Bail Reform: Monetary Bail to Avoid Jail Time

by | Jan 16, 2017 | Blog, Criminal Law, Law Reform and Amendments

Fred Sisto Brick Lawyer“A prosecutor shall not request a court to impose monetary bail pursuant to N.J.S.A. 2A: 162- 17(c) except as may be authorized pursuant to this Section. Consistent with the statutory framework that relegates monetary bail as the last option for pretrial release conditions relating to flight risk, there shall be a presumption against seeking monetary bail that can be overcome only in accordance with the process and criteria set forth in subsection 6.3.3.

In determining whether to overcome the presumption against requesting imposition of monetary bail, a prosecutor shall consider only those facts and circumstances that have a material bearing on the risk that the defendant if released would not appear in court when required. Facts relevant only to the risk that defendant might commit new criminal activity, other than the offense of bail jumping in violation of N.J.S.A. 2C:29-7, or might commit a violent crime or obstruct or attempt to obstruct the criminal process, shall not be considered in deciding whether to overcome the presumption against seeking monetary bail established in this Section.
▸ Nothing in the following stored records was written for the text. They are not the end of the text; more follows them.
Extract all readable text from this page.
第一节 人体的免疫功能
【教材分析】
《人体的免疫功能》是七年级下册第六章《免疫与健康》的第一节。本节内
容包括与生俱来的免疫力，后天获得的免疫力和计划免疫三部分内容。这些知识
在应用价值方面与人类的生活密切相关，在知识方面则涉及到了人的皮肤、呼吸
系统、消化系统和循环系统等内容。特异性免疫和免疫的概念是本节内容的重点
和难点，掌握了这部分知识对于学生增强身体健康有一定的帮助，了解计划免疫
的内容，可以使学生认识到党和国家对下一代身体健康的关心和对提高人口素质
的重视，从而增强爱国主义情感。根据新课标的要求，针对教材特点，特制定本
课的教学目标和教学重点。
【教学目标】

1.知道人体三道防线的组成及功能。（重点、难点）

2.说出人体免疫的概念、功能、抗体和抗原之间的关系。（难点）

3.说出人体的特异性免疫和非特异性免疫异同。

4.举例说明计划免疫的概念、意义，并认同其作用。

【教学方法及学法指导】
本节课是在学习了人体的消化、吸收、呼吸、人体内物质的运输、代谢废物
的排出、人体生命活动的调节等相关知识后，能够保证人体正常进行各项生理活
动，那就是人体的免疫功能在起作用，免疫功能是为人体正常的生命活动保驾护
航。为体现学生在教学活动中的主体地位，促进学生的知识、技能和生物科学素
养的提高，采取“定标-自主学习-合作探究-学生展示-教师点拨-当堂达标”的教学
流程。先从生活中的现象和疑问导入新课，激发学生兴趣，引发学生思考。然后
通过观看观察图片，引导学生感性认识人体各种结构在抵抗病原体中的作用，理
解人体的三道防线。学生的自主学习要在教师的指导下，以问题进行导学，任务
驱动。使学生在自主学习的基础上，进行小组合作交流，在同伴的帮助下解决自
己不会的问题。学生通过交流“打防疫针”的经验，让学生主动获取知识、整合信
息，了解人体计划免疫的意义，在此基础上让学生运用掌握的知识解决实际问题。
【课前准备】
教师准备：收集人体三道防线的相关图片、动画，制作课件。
Note, however, that some case-specific facts, such as a defendant’s affiliation with a gang, may be relevant both to the risk of flight and the risk of violence and/or witness intimidation. See note 10. Prosecutors, therefore, should be analytically precise in specifying the facts and circumstances relied upon to support the determination that defendant poses a flight risk, that this risk cannot be addressed adequately by imposing non-monetary release conditions, but could be managed if the court were to impose a monetary bail condition. See also Section 7.5 (prosecutor seeking pretrial detention must specify which of the distinct risks addressed in the Bail Reform Law would be posed if the defendant were to be released).

A prosecutor may request the imposition of monetary bail only if the County Prosecutor or First Assistant Prosecutor, or the Director of the Division of Criminal Justice or a Deputy Director in cases prosecuted by the Division, determines that: (1) imposition of monetary bail as a condition of the defendant’s release is authorized by the Bail Reform Law, (2) no non-monetary release condition or combination of conditions would be sufficient to reasonably assure the defendant’s appearance in court when required, (3) the defendant is reasonably believed to have financial assets that will allow him or her to post monetary bail in the amount requested by the prosecutor without having to purchase a bond from a surety company or to obtain a loan, and (4) imposition of monetary bail set at the amount requested would, subject to the provisions of subsection 6.3.4, make it unnecessary for the prosecutor to seek pretrial detention.”

It is anticipated that although the poor may spend less time in jail for non-violent offenses as a result of bail reform, the wealthy will still be able to buy their way out of jail. Since monetary bail can still be imposed “if it would make it unnecessary to seek pretrial detention”, wealthy defendants will be more than willing to propose a monetary bail, especially when the use of bail bondsman is disfavored, thus saving defendants money on fees to the bondsman. The benefit to the prosecutor is that it allows them to both save face when they do not see pretrial release, while allowing them to avoid the work associated with a pretrial detention hearing.